You won’t notice this, of course, but our memories become points on an intricate web of memories, which connects to full thoughts and later to actions. The more present a person is in our life, the more we interact with him or her, and the more we tend to think about this person. The more we think about him or her, the more he or she influences every other thought that goes on in our heads.

Of course, who’s to say that some poor, or even terrible, relationships don’t lead to great ideas and amazing results? However, seeing as positive relationships lead to a happier you, and since a happier you is a more efficient you, it would be wise to stick with beneficial relationships.

Beneficial relationships come in many shapes and sizes, but what it comes down to is whether or not the total benefit of each relationship has a positive or negative effect on your life. It’s simple math. Take out a piece of paper and list all the perks of being in any given relationship, as well as all the ways you are worse off because of the relationship.

If the difference is positive, the relationship may be worth keeping. The values you assign to each benefit and negative impact are completely up to you. It really depends on what you value the most. For some, relationships are completely about honesty and support; for other’s, it’s all about access to a rooftop pool and a 72-inch TV on game day.

Next, you can’t forget to adjust for the tradeoffs. There is only so much time in a day, and socializing takes up a lot of time. The busier you are with other things, the less time you have to spend on friends and lovers. If we wish to have the best lives we can possibly have, then we have no choice but to prioritize our relationships.

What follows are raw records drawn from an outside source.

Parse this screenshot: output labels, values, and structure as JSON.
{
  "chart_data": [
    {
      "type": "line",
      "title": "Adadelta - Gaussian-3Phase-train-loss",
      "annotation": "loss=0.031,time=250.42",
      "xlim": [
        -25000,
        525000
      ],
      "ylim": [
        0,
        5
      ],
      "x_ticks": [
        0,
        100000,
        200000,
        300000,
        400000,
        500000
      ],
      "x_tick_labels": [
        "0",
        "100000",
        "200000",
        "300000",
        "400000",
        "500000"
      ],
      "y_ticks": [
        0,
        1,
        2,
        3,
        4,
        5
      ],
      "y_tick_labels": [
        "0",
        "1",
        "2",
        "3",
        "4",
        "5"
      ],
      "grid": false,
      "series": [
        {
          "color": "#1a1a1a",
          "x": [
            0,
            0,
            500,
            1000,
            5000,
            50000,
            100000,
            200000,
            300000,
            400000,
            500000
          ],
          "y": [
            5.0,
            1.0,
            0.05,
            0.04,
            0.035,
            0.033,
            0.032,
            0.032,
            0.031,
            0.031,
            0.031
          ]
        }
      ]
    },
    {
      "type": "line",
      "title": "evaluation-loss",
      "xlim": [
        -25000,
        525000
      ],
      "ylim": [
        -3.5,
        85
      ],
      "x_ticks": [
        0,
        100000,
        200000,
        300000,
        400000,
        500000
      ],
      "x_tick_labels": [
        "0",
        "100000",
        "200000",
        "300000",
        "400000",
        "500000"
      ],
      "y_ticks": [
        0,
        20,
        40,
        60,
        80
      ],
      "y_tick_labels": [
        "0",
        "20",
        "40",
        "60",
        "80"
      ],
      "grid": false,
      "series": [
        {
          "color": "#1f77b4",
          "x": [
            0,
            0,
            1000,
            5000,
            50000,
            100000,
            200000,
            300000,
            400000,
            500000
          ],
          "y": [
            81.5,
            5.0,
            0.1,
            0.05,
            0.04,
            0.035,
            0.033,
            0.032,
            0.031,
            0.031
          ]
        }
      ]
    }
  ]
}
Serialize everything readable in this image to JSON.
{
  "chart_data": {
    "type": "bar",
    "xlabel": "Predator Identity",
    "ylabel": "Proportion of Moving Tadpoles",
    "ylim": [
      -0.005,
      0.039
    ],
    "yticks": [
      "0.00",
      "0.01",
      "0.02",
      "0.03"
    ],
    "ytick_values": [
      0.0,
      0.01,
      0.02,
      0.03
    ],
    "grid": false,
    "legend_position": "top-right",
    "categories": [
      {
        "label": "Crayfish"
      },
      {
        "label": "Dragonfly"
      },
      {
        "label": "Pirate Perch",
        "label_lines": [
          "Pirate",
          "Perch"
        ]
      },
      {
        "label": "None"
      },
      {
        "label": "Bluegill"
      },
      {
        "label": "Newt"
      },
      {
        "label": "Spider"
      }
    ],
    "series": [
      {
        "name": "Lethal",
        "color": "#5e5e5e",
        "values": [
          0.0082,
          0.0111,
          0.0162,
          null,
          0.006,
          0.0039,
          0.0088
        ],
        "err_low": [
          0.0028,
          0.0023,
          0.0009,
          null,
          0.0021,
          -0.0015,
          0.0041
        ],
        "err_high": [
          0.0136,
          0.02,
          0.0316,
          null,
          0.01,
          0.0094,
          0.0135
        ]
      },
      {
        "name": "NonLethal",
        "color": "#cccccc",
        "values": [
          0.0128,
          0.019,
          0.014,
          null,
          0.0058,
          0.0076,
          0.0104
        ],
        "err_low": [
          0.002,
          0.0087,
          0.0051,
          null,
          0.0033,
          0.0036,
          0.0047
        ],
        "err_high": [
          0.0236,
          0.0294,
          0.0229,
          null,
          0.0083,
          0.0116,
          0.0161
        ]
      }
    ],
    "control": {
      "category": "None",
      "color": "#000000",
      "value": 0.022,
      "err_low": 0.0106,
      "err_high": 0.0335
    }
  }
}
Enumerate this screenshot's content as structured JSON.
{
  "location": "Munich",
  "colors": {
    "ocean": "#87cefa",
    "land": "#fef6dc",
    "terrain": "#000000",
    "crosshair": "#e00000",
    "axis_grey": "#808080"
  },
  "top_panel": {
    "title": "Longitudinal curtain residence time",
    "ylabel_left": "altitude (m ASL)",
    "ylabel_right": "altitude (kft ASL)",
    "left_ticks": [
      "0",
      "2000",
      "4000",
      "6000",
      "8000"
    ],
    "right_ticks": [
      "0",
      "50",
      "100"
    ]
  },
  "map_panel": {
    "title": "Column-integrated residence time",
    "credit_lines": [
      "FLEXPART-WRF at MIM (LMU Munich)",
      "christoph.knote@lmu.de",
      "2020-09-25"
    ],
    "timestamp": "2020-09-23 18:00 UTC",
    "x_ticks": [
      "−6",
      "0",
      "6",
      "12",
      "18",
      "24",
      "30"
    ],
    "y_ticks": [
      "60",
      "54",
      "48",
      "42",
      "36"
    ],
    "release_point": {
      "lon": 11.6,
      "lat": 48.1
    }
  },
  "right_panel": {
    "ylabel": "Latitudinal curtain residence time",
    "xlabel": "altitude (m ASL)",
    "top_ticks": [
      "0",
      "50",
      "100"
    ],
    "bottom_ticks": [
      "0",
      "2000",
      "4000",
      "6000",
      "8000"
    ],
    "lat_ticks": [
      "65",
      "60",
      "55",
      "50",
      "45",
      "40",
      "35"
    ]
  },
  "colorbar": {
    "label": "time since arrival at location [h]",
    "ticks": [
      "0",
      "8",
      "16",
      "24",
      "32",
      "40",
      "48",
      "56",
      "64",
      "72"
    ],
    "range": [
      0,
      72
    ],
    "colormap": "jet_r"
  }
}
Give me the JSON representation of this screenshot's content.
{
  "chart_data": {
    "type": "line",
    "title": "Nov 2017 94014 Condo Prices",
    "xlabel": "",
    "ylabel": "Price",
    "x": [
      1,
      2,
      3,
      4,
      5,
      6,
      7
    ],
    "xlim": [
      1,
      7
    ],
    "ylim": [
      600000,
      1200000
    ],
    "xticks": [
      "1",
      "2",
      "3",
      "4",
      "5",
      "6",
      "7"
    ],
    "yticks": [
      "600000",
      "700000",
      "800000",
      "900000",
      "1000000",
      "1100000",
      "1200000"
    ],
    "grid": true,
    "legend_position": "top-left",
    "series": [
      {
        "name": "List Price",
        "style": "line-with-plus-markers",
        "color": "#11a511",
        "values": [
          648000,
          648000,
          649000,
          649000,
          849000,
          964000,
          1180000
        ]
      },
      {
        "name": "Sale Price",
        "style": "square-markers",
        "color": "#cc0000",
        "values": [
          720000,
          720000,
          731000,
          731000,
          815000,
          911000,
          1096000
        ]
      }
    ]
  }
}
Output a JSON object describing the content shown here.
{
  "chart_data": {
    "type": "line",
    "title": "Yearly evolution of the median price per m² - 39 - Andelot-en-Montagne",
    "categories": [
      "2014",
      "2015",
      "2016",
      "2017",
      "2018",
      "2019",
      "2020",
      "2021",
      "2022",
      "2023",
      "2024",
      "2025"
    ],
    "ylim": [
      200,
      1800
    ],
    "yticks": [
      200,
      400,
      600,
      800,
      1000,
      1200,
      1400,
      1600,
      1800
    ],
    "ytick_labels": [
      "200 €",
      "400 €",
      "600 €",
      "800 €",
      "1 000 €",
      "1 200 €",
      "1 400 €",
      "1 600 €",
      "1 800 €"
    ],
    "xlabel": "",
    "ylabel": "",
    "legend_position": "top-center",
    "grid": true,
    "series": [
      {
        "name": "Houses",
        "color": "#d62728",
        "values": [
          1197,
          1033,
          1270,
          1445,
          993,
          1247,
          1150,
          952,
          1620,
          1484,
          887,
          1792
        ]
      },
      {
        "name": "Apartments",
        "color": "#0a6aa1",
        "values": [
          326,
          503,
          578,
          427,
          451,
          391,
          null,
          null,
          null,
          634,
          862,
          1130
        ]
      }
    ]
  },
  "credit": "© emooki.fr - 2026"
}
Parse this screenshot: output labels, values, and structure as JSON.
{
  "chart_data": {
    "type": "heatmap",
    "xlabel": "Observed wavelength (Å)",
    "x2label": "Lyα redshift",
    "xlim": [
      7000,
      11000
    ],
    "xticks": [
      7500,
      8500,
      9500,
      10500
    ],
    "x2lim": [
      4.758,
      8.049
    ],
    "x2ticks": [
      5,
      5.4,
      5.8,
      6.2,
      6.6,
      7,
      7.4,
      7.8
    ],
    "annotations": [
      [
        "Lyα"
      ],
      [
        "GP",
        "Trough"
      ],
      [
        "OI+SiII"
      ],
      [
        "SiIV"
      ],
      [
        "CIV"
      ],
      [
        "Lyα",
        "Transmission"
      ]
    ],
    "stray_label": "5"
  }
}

When it comes down to it, for every relationship you have, you are technically giving up the time that could have been occupied by another social interaction, another relationship. This is the tradeoff. Statistically speaking, you’ll be happier if you keep your “close” relationships to about five.

Once you start hitting double digits, each relationship you have begins to suffer because you simply don’t have enough time to maintain them. That’s something I should have mentioned earlier: Relationships require maintenance. But you already knew that.

Deciding which relationships you should keep requires some calculation and deep thought. Usually, relationships don’t need to be cut off entirely. It’s really more about spending time on the relationships that count and, most importantly, decapitating those that are destructive. Unfortunately, this is usually easier said than done.

Even more difficult than ending friendships is cutting off romantic relationships. Usually, the more poisonous these relationships are, the more we try to hang on to them and convince ourselves that they’re actually good for us. Getting your life together takes courage; no one is saying otherwise. It really comes down to how badly you want to reach your full potential, and how happy you’ll be getting there.